The majority of the refugees were women, children and the elderly. A significant number of the children were not part of the refugee flood. Instead, they were kidnapped by the rebel movement and forced to become mine workers for the extraction of diamonds, or child combatants for the rebel cause. The international media documented the atrocities committed by the Rebels throughout the War, and the role of child soldiers in those atrocities.

Their experiences left these children utterly traumatised. Shelter for Africa trained a small number of these former child combatants in the production of affordable building materials. It made us choose an emphasis in our activities on this vulnerable group.

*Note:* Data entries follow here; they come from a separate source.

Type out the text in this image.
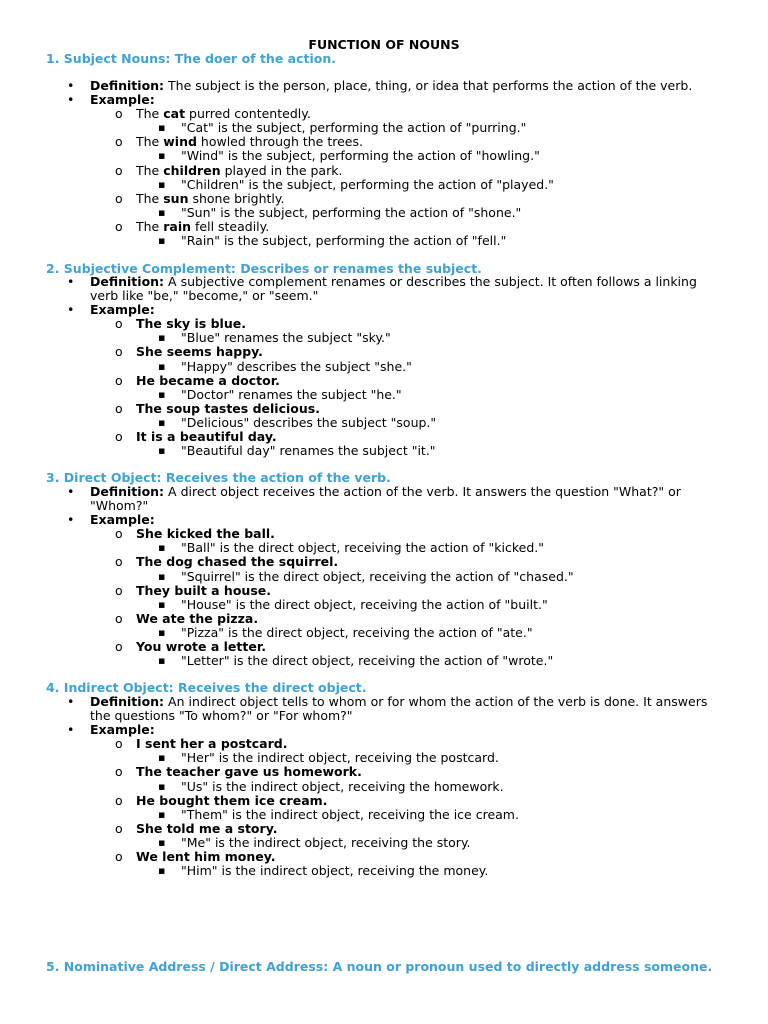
FUNCTION OF NOUNS
1. Subject Nouns: The doer of the action.
• Definition: The subject is the person, place, thing, or idea that performs the action of the verb.
• Example:
o The cat purred contentedly.
▪ "Cat" is the subject, performing the action of "purring."
o The wind howled through the trees.
▪ "Wind" is the subject, performing the action of "howling."
o The children played in the park.
▪ "Children" is the subject, performing the action of "played."
o The sun shone brightly.
▪ "Sun" is the subject, performing the action of "shone."
o The rain fell steadily.
▪ "Rain" is the subject, performing the action of "fell."
2. Subjective Complement: Describes or renames the subject.
• Definition: A subjective complement renames or describes the subject. It often follows a linking verb like "be," "become," or "seem."
• Example:
o The sky is blue.
▪ "Blue" renames the subject "sky."
o She seems happy.
▪ "Happy" describes the subject "she."
o He became a doctor.
▪ "Doctor" renames the subject "he."
o The soup tastes delicious.
▪ "Delicious" describes the subject "soup."
o It is a beautiful day.
▪ "Beautiful day" renames the subject "it."
3. Direct Object: Receives the action of the verb.
• Definition: A direct object receives the action of the verb. It answers the question "What?" or "Whom?"
• Example:
o She kicked the ball.
▪ "Ball" is the direct object, receiving the action of "kicked."
o The dog chased the squirrel.
▪ "Squirrel" is the direct object, receiving the action of "chased."
o They built a house.
▪ "House" is the direct object, receiving the action of "built."
o We ate the pizza.
▪ "Pizza" is the direct object, receiving the action of "ate."
o You wrote a letter.
▪ "Letter" is the direct object, receiving the action of "wrote."
4. Indirect Object: Receives the direct object.
• Definition: An indirect object tells to whom or for whom the action of the verb is done. It answers the questions "To whom?" or "For whom?"
• Example:
o I sent her a postcard.
▪ "Her" is the indirect object, receiving the postcard.
o The teacher gave us homework.
▪ "Us" is the indirect object, receiving the homework.
o He bought them ice cream.
▪ "Them" is the indirect object, receiving the ice cream.
o She told me a story.
▪ "Me" is the indirect object, receiving the story.
o We lent him money.
▪ "Him" is the indirect object, receiving the money.
5. Nominative Address / Direct Address: A noun or pronoun used to directly address someone.
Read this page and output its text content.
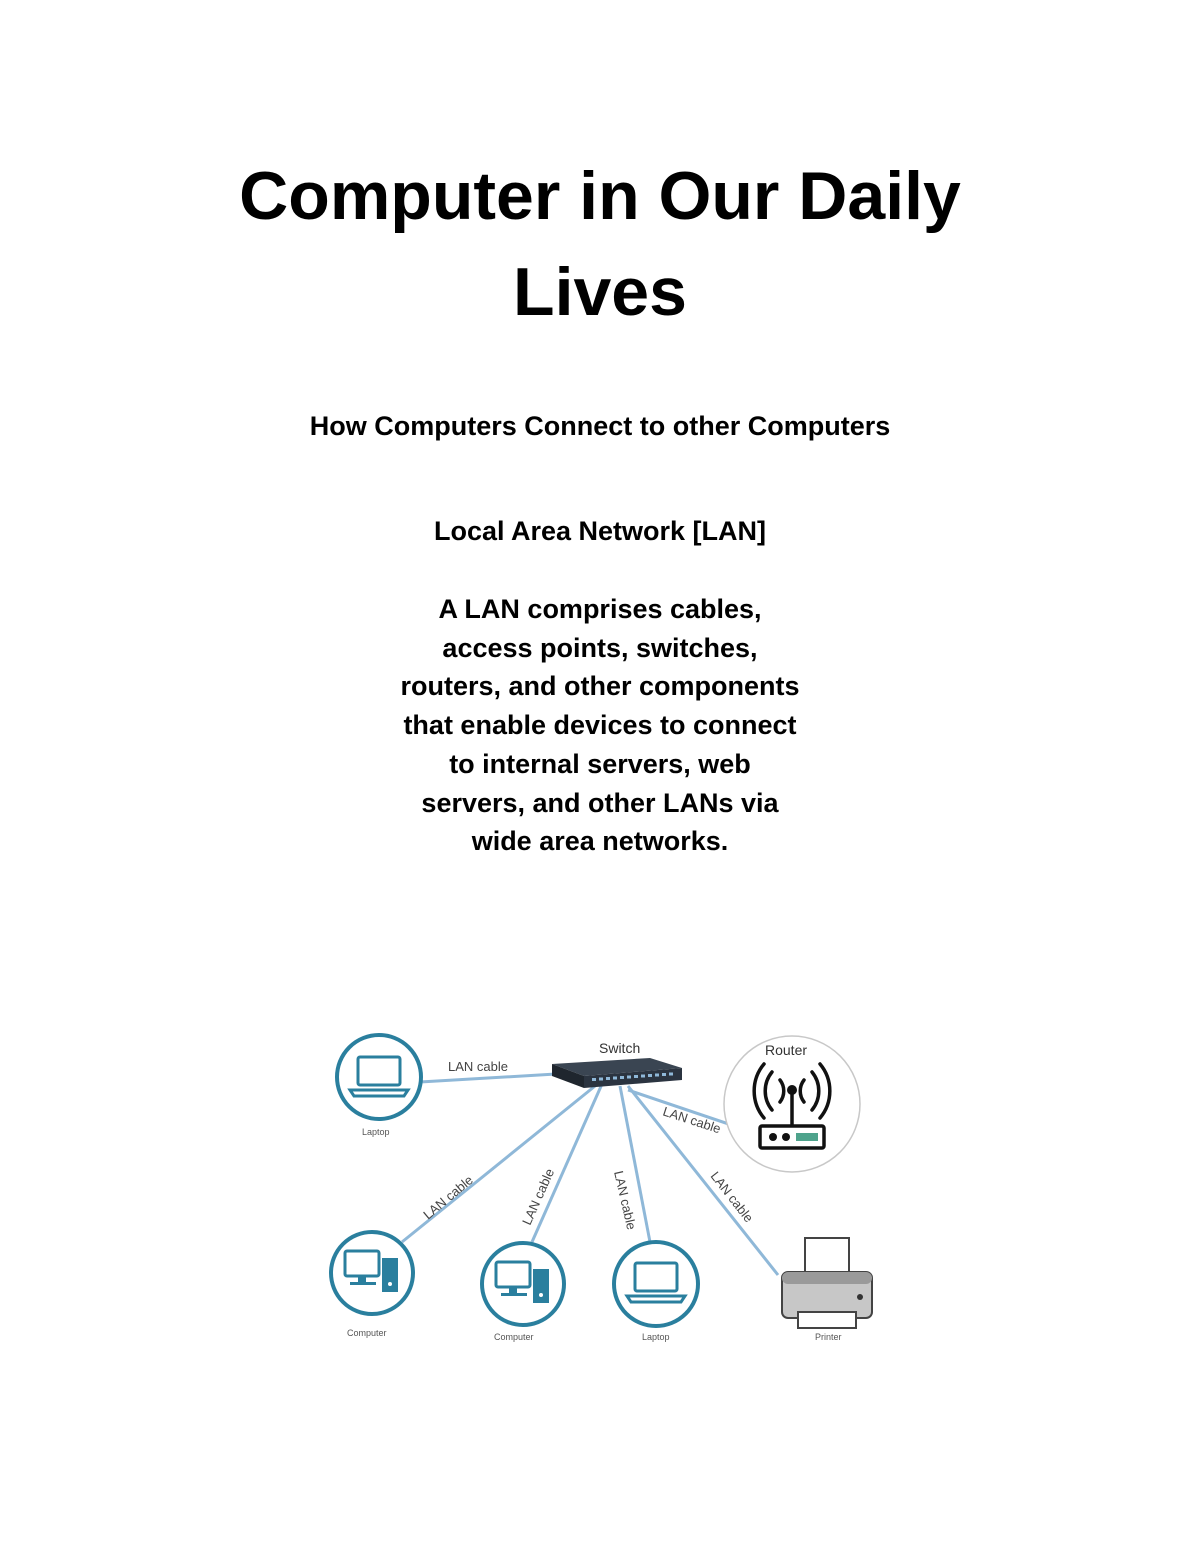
Computer in Our Daily Lives
How Computers Connect to other Computers
Local Area Network [LAN]

A LAN comprises cables, access points, switches, routers, and other components that enable devices to connect to internal servers, web servers, and other LANs via wide area networks.

LAN cable
LAN cable
LAN cable	LAN cable	LAN cable	LAN cable
Switch
Laptop
Router
Computer	Computer	Laptop	Printer
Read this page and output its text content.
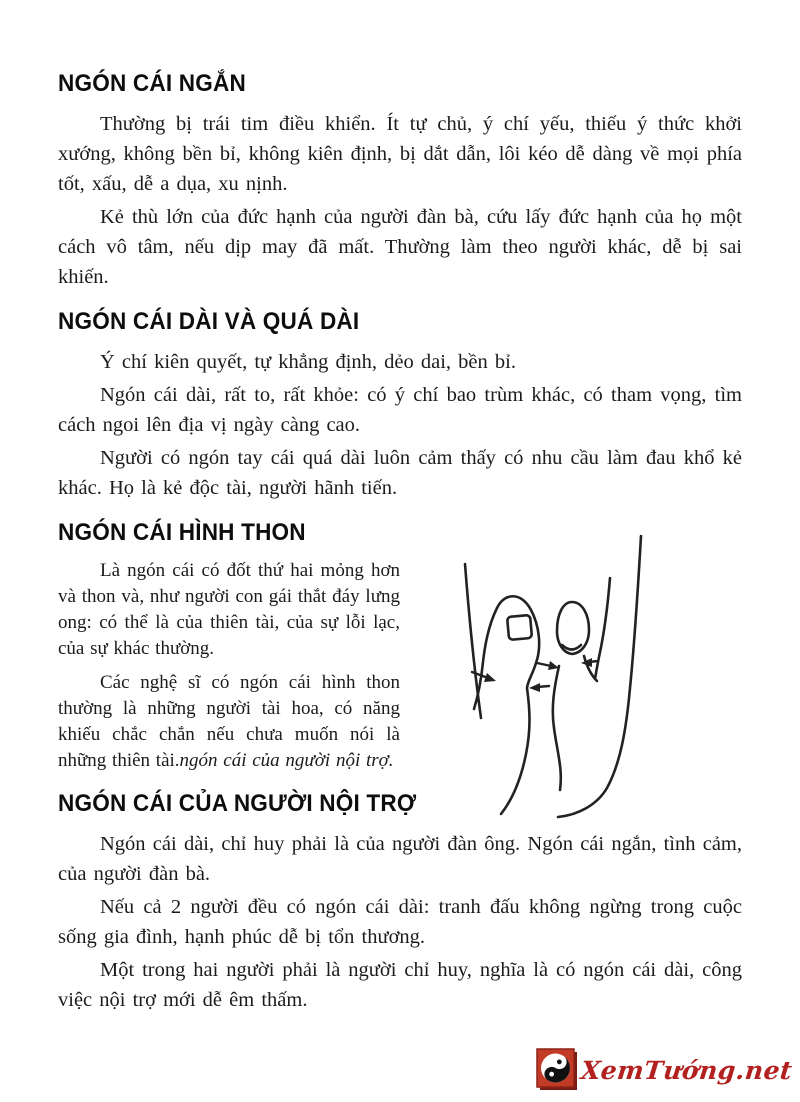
NGÓN CÁI NGẮN

Thường bị trái tim điều khiển. Ít tự chủ, ý chí yếu, thiếu ý thức khởi xướng, không bền bỉ, không kiên định, bị dắt dẫn, lôi kéo dễ dàng về mọi phía tốt, xấu, dễ a dụa, xu nịnh.

Kẻ thù lớn của đức hạnh của người đàn bà, cứu lấy đức hạnh của họ một cách vô tâm, nếu dịp may đã mất. Thường làm theo người khác, dễ bị sai khiến.

NGÓN CÁI DÀI VÀ QUÁ DÀI

Ý chí kiên quyết, tự khẳng định, dẻo dai, bền bỉ.

Ngón cái dài, rất to, rất khỏe: có ý chí bao trùm khác, có tham vọng, tìm cách ngoi lên địa vị ngày càng cao.

Người có ngón tay cái quá dài luôn cảm thấy có nhu cầu làm đau khổ kẻ khác. Họ là kẻ độc tài, người hãnh tiến.

NGÓN CÁI HÌNH THON

Là ngón cái có đốt thứ hai mỏng hơn và thon và, như người con gái thắt đáy lưng ong: có thể là của thiên tài, của sự lỗi lạc, của sự khác thường.

Các nghệ sĩ có ngón cái hình thon thường là những người tài hoa, có năng khiếu chắc chắn nếu chưa muốn nói là những thiên tài.ngón cái của người nội trợ.

NGÓN CÁI CỦA NGƯỜI NỘI TRỢ

Ngón cái dài, chỉ huy phải là của người đàn ông. Ngón cái ngắn, tình cảm, của người đàn bà.

Nếu cả 2 người đều có ngón cái dài: tranh đấu không ngừng trong cuộc sống gia đình, hạnh phúc dễ bị tổn thương.

Một trong hai người phải là người chỉ huy, nghĩa là có ngón cái dài, công việc nội trợ mới dễ êm thấm.

XemTướng.net
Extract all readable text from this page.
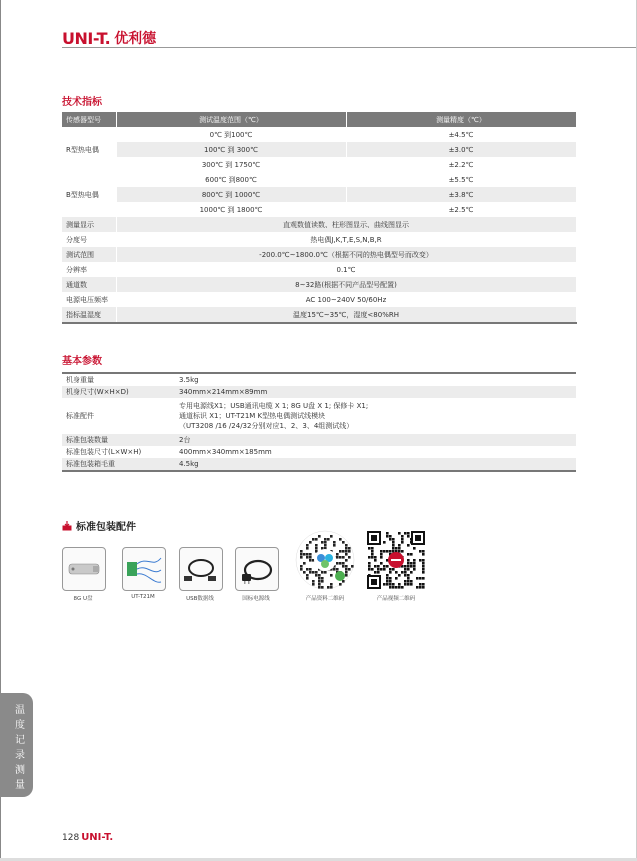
UNI-T. 优利德
技术指标
传感器型号	测试温度范围（℃）	测量精度（℃）
R型热电偶	0℃ 到100℃	±4.5℃
	100℃ 到 300℃	±3.0℃
	300℃ 到 1750℃	±2.2℃
B型热电偶	600℃ 到800℃	±5.5℃
	800℃ 到 1000℃	±3.8℃
	1000℃ 到 1800℃	±2.5℃
测量显示	直观数值读数、柱形图显示、曲线图显示	
分度号	热电偶J,K,T,E,S,N,B,R	
测试范围	-200.0℃~1800.0℃（根据不同的热电偶型号而改变）	
分辨率	0.1℃	
通道数	8~32路(根据不同产品型号配置)	
电源电压频率	AC 100~240V 50/60Hz	
指标温湿度	温度15℃~35℃，湿度<80%RH	
基本参数
机身重量	3.5kg
机身尺寸(W×H×D)	340mm×214mm×89mm
标准配件	专用电源线X1；USB通讯电缆 X 1; 8G U盘 X 1; 保修卡 X1;
通道标识 X1；UT-T21M K型热电偶测试线模块
（UT3208 /16 /24/32分别对应1、2、3、4组测试线）

标准包装数量	2台
标准包装尺寸(L×W×H)	400mm×340mm×185mm
标准包装箱毛重	4.5kg
标准包装配件
8G U盘	UT-T21M	USB数据线	国标电源线	产品资料二维码	产品视频二维码
温
度
记
录
测
量
128 UNI-T.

The vulnerable people are not only the children and the adolescents. There are an unknown number of young women in Sierra Leone, for whom prostitution has become the first and single possible source of income. Many of these women were forced into sex servicing during the rebel war. An alternative means of earning their incomes in a self-sufficient and independent way will get these women off the streets, help in the fight against the spread of HIV, and provide security and care for them.

Unfortunately, most women do not have any or little formal schooling or vocational training. The literacy rate among women is reported to be at an astounding 20% of the population, less than half of the rate for their male counterparts. Shelter for Africa therefore provides training of vocational skills and the development of commerce for theses women.